Pour cela, il faudrait à tout prix (i) éviter l’installation de l’instabilité politique par la non mise en place et à temps d’un nouveau GOH, (ii) rester dans les limites imposées à chaque pouvoir de l’Etat, l’exécutif, le législatif et le judiciaire avec une surveillance accrue de la presse et de la société civile tant au niveau urbain que rural, (iii) bien gérer les périodes électorales à venir par le respect par chacun et par chaque entité d’un code d’éthique à établir entre haïtiens, (iv) savoir que les catastrophes naturelles sont des phénomènes récurrents et cycliques et qu’il faudrait prévoir des fonds pour leur gestion, et (iv) éviter le désintérêt de la communauté internationale et , en particulier, de la communauté des bailleurs vis-à-vis d’Haïti.



[1] Même s’il est impropre de parler de crise alimentaire dans le cas d’Haïti. Nous utilisons le mot crise pour faciliter la compréhension du lecteur habitué à ce vocable par la presse tant nationale qu’internationale, qui parle même d’émeutes de la faim.
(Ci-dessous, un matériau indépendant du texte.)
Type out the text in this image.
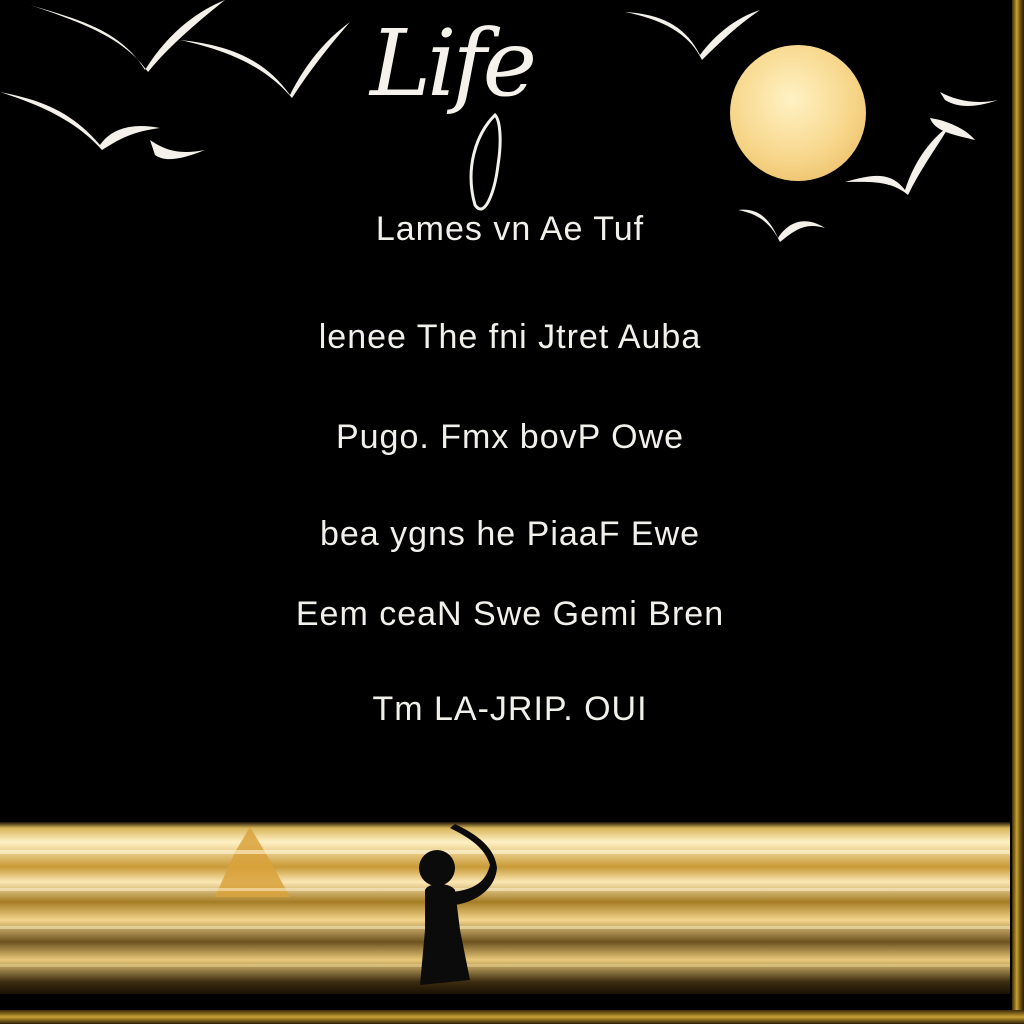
Life
Lames vn Ae Tuf
lenee The fni Jtret Auba
Pugo. Fmx bovP Owe
bea ygns he PiaaF Ewe
Eem ceaN Swe Gemi Bren
Tm LA-JRIP. OUI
Or dans le cas d’Haïti on ne peut pas encore parler de famine mais de pénurie (J.A. Victor).

[2] Etude de diagnostic de 75 associations d’irrigants (AI) dans le cadre du programmes d’assistance technique pour renforcer les AI (PAT-RAI)

[3] Dans le document en relation avec la conférence de Port-au-Prince du 25 juillet 2006, 1.3 milliards de USD de projets étaient en cours à l’annexe II. Cette conférence a permis au GOH d’avoir des promesses de la CI de750 M USD. Ce qui ferait approximativement 2 milliards de projets en cours actuellement.